Two ways: either correct the server config to disallow wildcard subdomains,
OR
make totally sure that every page on your site has the correct fully qualified URL within the rel canonical tag.

Footnote:

a quick way of finding which pages have been linked to externally, but do not carry a rel canonical (hence are indexed) is by doing this:

cutts

which reveals some other interesting stuff:

1) there is a duplicate installation of wordpress on mattcutts.com under the /blog1/ folder.  My guess is that if you wanted to brute force a WP installation on that domain, choosing this one is probably a good idea.

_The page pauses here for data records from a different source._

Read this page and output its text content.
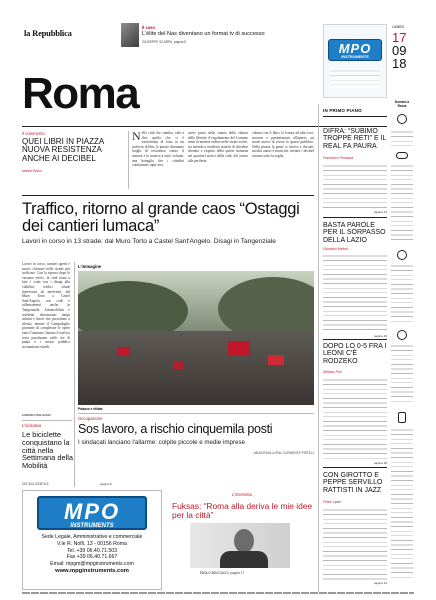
la Repubblica
Roma
Il caso
L'élite del Nas diventano un format tv di successo
GIUSEPPE SCARPA, pagina 8
LUNEDÌ
17
09
18
MPO
INSTRUMENTS
Domani a Roma
Il commento
QUEI LIBRI IN PIAZZA NUOVA RESISTENZA ANCHE AI DECIBEL
Marino Bisso
Nella città che cambia, vale a dire quella che si è trasformata di fatto in un archivio di libri, le piazze diventano luoghi di resistenza contro il rumore e la musica a tutto volume, una battaglia che i cittadini combattono ogni sera.
avere posto nella stanza della cultura delle librerie, il regolamento del Comune tenta di mettere ordine nelle serate estive, tra movida e residenti stanchi di chiedere silenzio e rispetto della quiete notturna nei quartieri storici della città, dal centro alle periferie.
cultura con il libro, la lettura ad alta voce, incontri e presentazioni all'aperto, un modo nuovo di vivere lo spazio pubblico. Nella piazza la gente si ritrova e discute, ascolta autori e musicisti, mentre i decibel restano sotto la soglia.
IN PRIMO PIANO
DIFRA: “SUBIMO TROPPE RETI” E IL REAL FA PAURA
Francesco Ferrazza
pagina 14
BASTA PAROLE PER IL SORPASSO DELLA LAZIO
Giordano Meloni
pagina 16
DOPO LO 0-5 FRA I LEONI C'È RODZEKO
Stefano Puri
pagina 18
CON GIROTTO E PEPPE SERVILLO RATTISTI IN JAZZ
Felice Liperi
pagina 14
Traffico, ritorno al grande caos “Ostaggi dei cantieri lumaca”
Lavori in corso in 13 strade: dal Muro Torto a Castel Sant'Angelo. Disagi in Tangenziale
Lavori in corso, cantieri aperti e nuove chiusure nelle strade più trafficate. Con la ripresa dopo le vacanze estive, la città torna a fare i conti con i disagi alla viabilità: tredici strade interessate da interventi, dal Muro Torto a Castel Sant'Angelo, con code e rallentamenti anche in Tangenziale. Automobilisti e residenti denunciano tempi infiniti e lavori che procedono a rilento, mentre il Campidoglio promette di completare le opere entro l'autunno. Intanto il traffico resta paralizzato nelle ore di punta e i mezzi pubblici accumulano ritardi.
FABRIZIO BALSAMO
L'immagine
Palazzo e sfilata
Occupazione
Sos lavoro, a rischio cinquemila posti
I sindacati lanciano l'allarme: colpite piccole e medie imprese
VALENTINA LUPIA / CLEMENTE PISTILLI
L'iniziativa
Le biciclette conquistano la città nella Settimana della Mobilità
CECILIA GENTILE	pagina 9
MPO
INSTRUMENTS
Sede Legale, Amministrative e commerciale
V.le R. Nolfi, 13 - 00156 Roma
Tel. +39 06.40.71.503
Fax +39 06.40.71.667
Email: mpgm@mpginstruments.com
www.mpginstruments.com
L'intervista
Fuksas: “Roma alla deriva le mie idee per la città”
PAOLO BOCCACCI, pagina 17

2) the second orange arrow points out the subdomain seomofo.mattcutts.com so I assume that Darren Slatten has also noticed this vulnerability.

 

(angry)

UPDATE 


As if to prove my point, this very post (with several hundred tweets/plus ones etc.) is ALREADY being outranked by a near identical copy, which even links to my page:  http://www. blackhatworld.com/ blackhat-seo/black-hat-seo /565146-negative-search-engine-optimization-vs-mattcutts-com.html (you will have to remove spaces to get the link to work).

ffs

as you can see, the BHW thread already outranks me for my OWN CONTENT.

Let me just remind you that “my own content” has shitloads of social citations, probably quite a few links, and not to mention a LINK FROM THE COPIED ARTICLE AS  WELL.  It really shouldn’t be this hard Google.

 

(Happy)

Update

So less than 20 hours after posting the above, Matt appears to have taken the steps noted above and prevented wildcard subdomains from rendering on his personal domain:

omgwtfmattcutts

 

 

Footnote:
If Matt Cutts considered it important enough to fix, you probably should as well!